Bernanke's second option enables the government to continue operating irresponsibly until market forces eventually stop the profligate behavior. Market discipline would likely be imposed in the form of a collapse of the dollar or raging inflation (or both.)

Under either scenario, the Obama presidency is destroyed. Obama probably prefers the second option, because it might extend the period before sovereign bankruptcy. However, it might not extend it very much.

"QE"--quantitative easing, or Fed purchase of T-bills and stinko bank assets--is supposed to end by the end of March--the Ides plus 2 weeks.

HT: Verum

2 comments:

J. Strupp said...

This is not news to anyone (including Keynesians). This guy is not re-inventing the wheel here. QE is buying time. In a fiscal sense, so is stimulus. Time for the private sector to deleverage and search for a means to produce another surge in productivity through innovation.

Will this happen? Hopefully it will for the sake of all of us. But whether you take the more Keynesian approach to this crisis that the Fed. Chairman and Administration have taken or advocate the complete oppposite, it makes no difference in terms of fixing this country's looming long-term sovereign debt crisis.

QE is the best we can do at this point.

R10 said...

J. Strupp says: “time for the private sector to deleverage”. I agree.
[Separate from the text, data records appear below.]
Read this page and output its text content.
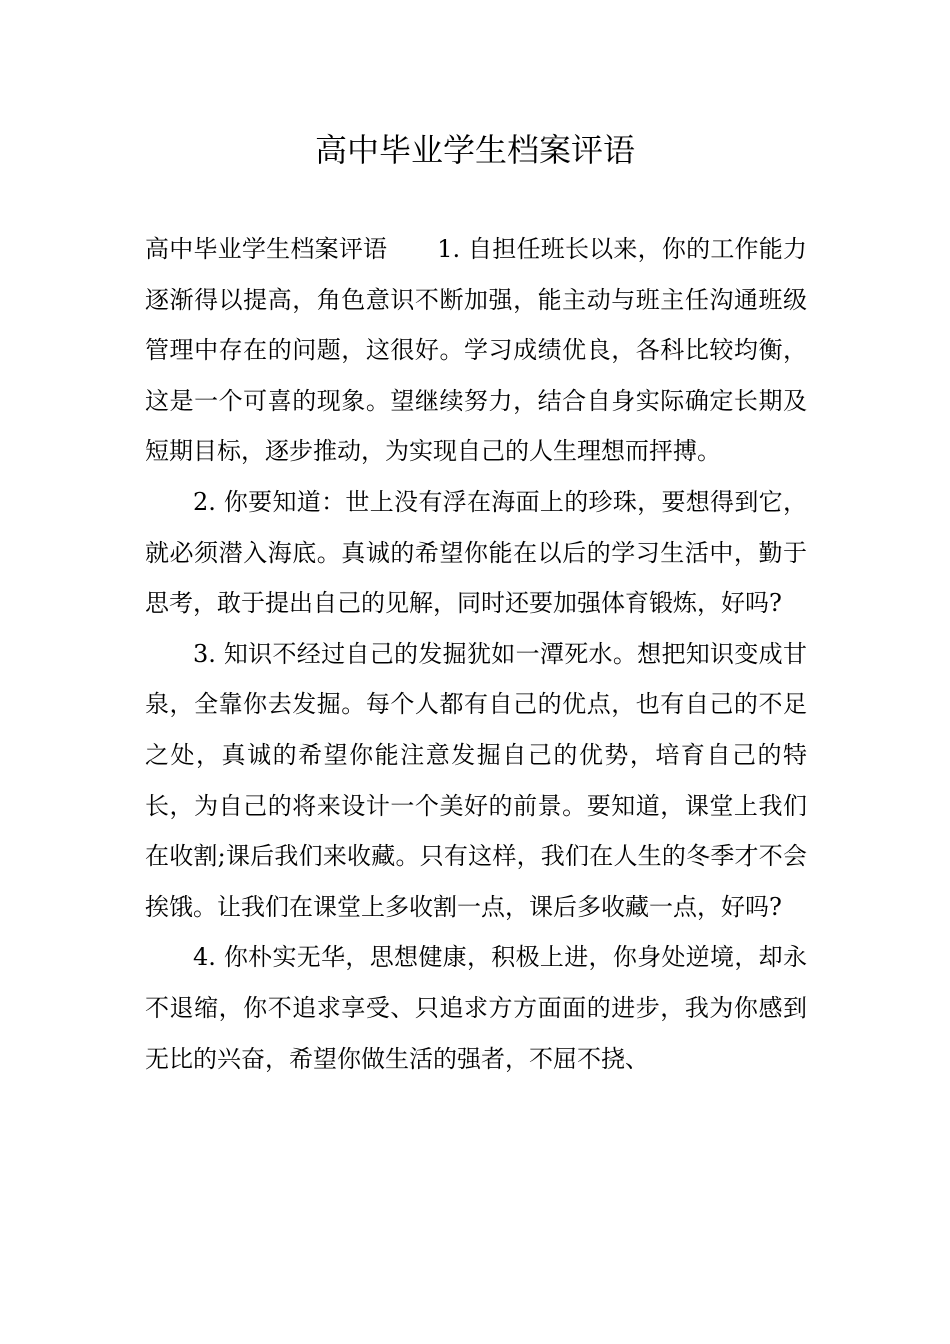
高中毕业学生档案评语

高中毕业学生档案评语 1. 自担任班长以来，你的工作能力逐渐得以提高，角色意识不断加强，能主动与班主任沟通班级管理中存在的问题，这很好。学习成绩优良，各科比较均衡，这是一个可喜的现象。望继续努力，结合自身实际确定长期及短期目标，逐步推动，为实现自己的人生理想而抨搏。

2. 你要知道：世上没有浮在海面上的珍珠，要想得到它，就必须潜入海底。真诚的希望你能在以后的学习生活中，勤于思考，敢于提出自己的见解，同时还要加强体育锻炼，好吗?

3. 知识不经过自己的发掘犹如一潭死水。想把知识变成甘泉，全靠你去发掘。每个人都有自己的优点，也有自己的不足之处，真诚的希望你能注意发掘自己的优势，培育自己的特长，为自己的将来设计一个美好的前景。要知道，课堂上我们在收割;课后我们来收藏。只有这样，我们在人生的冬季才不会挨饿。让我们在课堂上多收割一点，课后多收藏一点，好吗?

4. 你朴实无华，思想健康，积极上进，你身处逆境，却永不退缩，你不追求享受、只追求方方面面的进步，我为你感到无比的兴奋，希望你做生活的强者，不屈不挠、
The economy can be reduced to real assets and promises to pay. Our elected government is going to find itself unable to honor its promises to pay and will make an attempt to confiscate real assets. Government promises to pay with confiscated wealth should have been made with respect and restraint, but they have been neither. Good people should prepare themselves by minimizing their promises to pay other people. They should minimize their personal debt in preparation for the coming consequences of our irresponsible political behavior.